The chance to go shagging down the woods — Steve Ely's WIP Incendium Amoris

What's the new book about?

The themes are quite diverse— love, sex, England and the English, the English language, the attempt to salvage meaning and value from tradition, religion and history, the need to restore and preserve nature, wildlife and  landscape, anti-Semitism, social-justice and social-banditry, violence, yeoman-anarchism and so on — but are unified by the life, writings and landscape of Rolle. Rolle anchors the poems, they’re not about him per se — although some of them are. As a whole, the piece embodies a kind of transcendental parochialism (in Kavanagh’s usage), the assertion of which might be the over-riding ethos of the book, or certainly its underlying raison d'être. What’s it about? Fire in the belly.  Robertus Swynherd against the French King. Heat, sweetness, song.  

How is it different from your previous work?

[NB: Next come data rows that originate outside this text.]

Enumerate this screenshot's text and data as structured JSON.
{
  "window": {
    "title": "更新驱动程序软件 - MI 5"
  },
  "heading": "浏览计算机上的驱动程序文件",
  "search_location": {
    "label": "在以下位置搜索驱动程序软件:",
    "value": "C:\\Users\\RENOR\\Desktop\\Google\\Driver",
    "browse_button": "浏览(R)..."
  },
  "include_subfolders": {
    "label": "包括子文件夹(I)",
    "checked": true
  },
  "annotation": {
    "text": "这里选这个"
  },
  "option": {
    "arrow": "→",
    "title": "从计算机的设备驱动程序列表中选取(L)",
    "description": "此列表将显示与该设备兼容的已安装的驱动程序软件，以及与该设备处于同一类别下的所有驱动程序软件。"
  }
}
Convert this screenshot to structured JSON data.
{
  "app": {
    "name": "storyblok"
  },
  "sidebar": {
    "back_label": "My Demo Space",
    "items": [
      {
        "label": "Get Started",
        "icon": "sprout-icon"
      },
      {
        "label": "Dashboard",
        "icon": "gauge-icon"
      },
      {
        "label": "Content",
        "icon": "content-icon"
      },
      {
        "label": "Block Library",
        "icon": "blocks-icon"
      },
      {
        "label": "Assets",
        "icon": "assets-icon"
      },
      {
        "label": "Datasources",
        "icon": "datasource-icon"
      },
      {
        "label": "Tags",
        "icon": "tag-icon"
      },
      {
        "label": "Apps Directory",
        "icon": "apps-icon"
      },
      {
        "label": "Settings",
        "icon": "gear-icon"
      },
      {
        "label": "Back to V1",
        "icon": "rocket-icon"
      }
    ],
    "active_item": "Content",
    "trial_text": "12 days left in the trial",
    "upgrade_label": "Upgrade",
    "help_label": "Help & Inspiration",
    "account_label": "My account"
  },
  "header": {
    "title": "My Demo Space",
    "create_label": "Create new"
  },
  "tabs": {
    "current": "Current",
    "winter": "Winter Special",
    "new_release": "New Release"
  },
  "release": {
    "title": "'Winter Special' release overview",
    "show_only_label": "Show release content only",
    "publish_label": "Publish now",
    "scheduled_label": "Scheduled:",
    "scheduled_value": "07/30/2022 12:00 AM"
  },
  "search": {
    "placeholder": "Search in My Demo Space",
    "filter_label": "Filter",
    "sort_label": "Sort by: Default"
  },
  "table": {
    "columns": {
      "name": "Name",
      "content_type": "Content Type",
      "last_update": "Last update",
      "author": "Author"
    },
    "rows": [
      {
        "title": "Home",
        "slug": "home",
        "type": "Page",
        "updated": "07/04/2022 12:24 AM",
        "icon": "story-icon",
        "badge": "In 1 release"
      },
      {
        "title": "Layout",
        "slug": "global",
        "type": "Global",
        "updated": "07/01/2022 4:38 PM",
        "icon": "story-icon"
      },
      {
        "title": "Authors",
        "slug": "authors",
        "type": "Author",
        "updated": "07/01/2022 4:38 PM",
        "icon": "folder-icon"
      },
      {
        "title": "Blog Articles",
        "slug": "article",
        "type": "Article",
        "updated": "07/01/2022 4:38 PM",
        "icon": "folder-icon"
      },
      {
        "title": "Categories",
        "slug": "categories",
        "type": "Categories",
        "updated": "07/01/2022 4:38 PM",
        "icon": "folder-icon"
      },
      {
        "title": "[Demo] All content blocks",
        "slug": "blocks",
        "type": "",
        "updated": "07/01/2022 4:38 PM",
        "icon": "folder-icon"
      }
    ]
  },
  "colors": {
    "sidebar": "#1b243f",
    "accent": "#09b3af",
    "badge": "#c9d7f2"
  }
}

I’m drawn to certain themes (see above) that arise out my vision and critique of England and my related critique of the scorched-earth devastations of (post)modern (late)capitalist consumer-narcissism. I write about the same things again and again. My Werewolf poems (some of which have recently published in The Poetry Review and the London Review of Books, for example) are overtly about the potential for extremes of violence in humanity but they’re really about the dehumanisation, alienation and anomie that follows from reducing humans to political and civic powerlessness, stripping them of identity and reducing them to market cyphers in our devil-take-the hindmost society. Oswald’s Book of Hours was an exploration of English identity, but inchoately posited an alternative to the world Werewolf addressed, in much the same way as Englaland, my next book of poems (Smokestack, 2014), will. Incendium Amoris is more personal, quieter. All it wants is: the reflooding of the fens, the reversal of the reformation, the reintroduction of the wolf, ten acres and a cow and the chance to go shagging down the woods.

Photo credit: Steve Ely, early mock-up

Could you talk us through what stage the manuscript is at now and what further work you'll be doing?

Every one of the forty-eight poems of Incendium Amoris has already been through a very thorough drafting process — typically between fifteen and thirty drafts — so they’re reasonably polished. I’ve already clipped out poems I didn’t think were good enough to get in, so my expectation is that these forty-eight will survive, even the two or three that are still problematic — I’m confident I’ll sort them. By arranging them into the shape of a provisional ‘collection’ they’re now like a half erected tent. You can see the shape and most of the pegs and one or two of the guy ropes are in, but it looks a bit floppy. Over the next several weeks I’ll repeatedly re-read the typescript in dozens of short, often almost incidental bursts of between ten minutes and an hour; often several per day, making annotations, striking out articles, adding, deleting, nibbling and tweaking.  Every couple of weeks I’ll make the changes and print a new version.  The tent is now looking more solid and taut; a few more guy-ropes are in, the pegs have been stretched, etc. I repeat this process a couple of times until I’m ready to camp out in it. It usually takes two or three months.